Some of the other things we do on my boat is to move off the heavy reef or lumps once a boat limit is reached for dhufish. We drift the flats for pink snapper and baldchin groper where it is far less likely to continue catching more dhu. Mortalities are not limited to the release of size fish, and undersize suffer equally. When we do feel that little rattle on the line that feels like a smaller fish we will wind up the fish very slowly allowing the fish to vent and will pause the retrieve to allow the fish to decompress for several minutes half way up. This does not prevent the barotrauma but will reduce the effects.
Signs of severe barotrauma are bulging eyes and expelled stomach or intestines that have been displaced by the expanded swim bladder. There is also a lot more going on within the fish you can’t see. Bubbles form in the blood stream and other internal organs and eyes, similar to a diver with the bends. Displaced internal organs can be injured and there can be significant internal bleeding and clotting of blood, so just sending one back down on a shot line out of sight is by no means a cure. The fish can have severe injuries and may die within hours or days later. Next time you land a baldchin, take the time to have a look within the gut cavity when cleaning your catch. Even from 10m they suffer a massive amount of internal organ haemorrhaging and clotting within the gut cavity, probably explaining the total lack of recaptures.

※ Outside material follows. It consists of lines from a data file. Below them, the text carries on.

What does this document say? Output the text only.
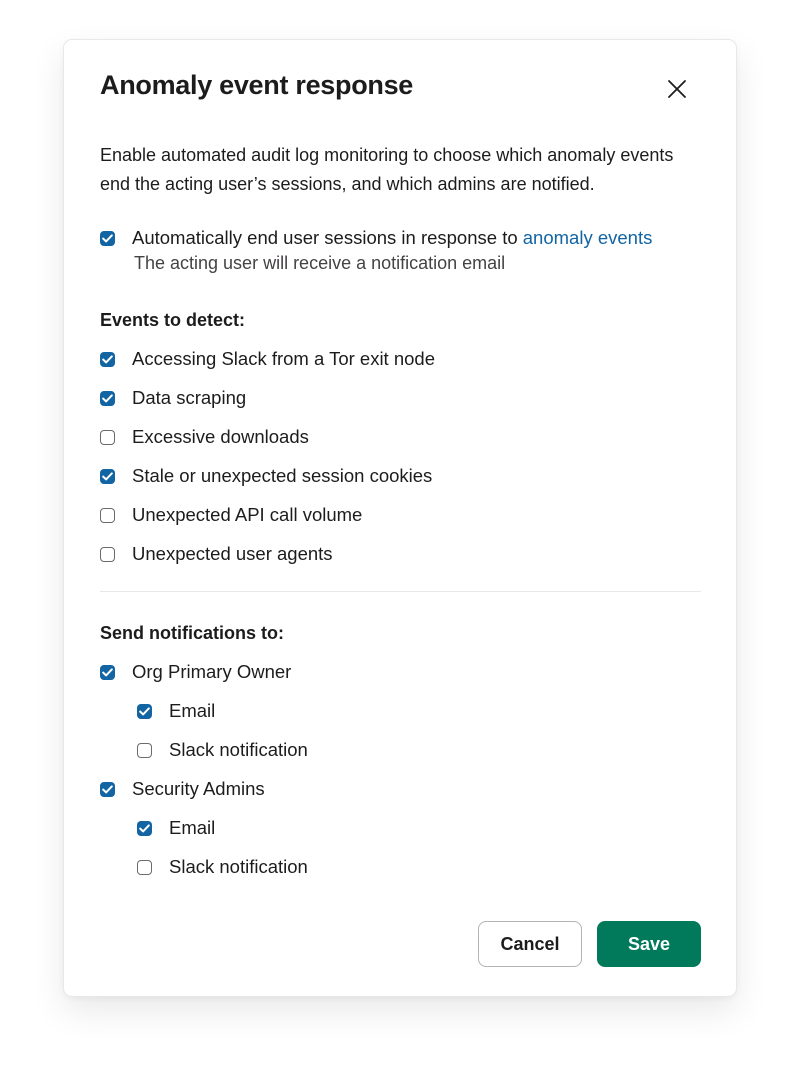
Anomaly event response
Enable automated audit log monitoring to choose which anomaly events end the acting user’s sessions, and which admins are notified.
Automatically end user sessions in response to anomaly events
The acting user will receive a notification email
Events to detect:
Accessing Slack from a Tor exit node
Data scraping
Excessive downloads
Stale or unexpected session cookies
Unexpected API call volume
Unexpected user agents
Send notifications to:
Org Primary Owner
Email
Slack notification
Security Admins
Email
Slack notification
Cancel	Save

Another issue mainly associated with our northern waters, but it can also be a problem closer to Perth at times, is the shark factor. If the sharks are eating everything you hook it is defintely time to move on. We all have a bag limit for a reason. This is an assessed sustainable take for the species you are targeting. Feeding the sharks 10 for each one landed somewhat cheats the system, not to mention the waste. Sometimes they are just so bad out deep your best to fish some shallow grounds if you can’t find a shark free spot.
So there you have it, a basic guide on fish handling and care. Whether you choose to release or keep your catch, it’s worth remembering the little things you can do to either ensure their survival, or the best eating quality.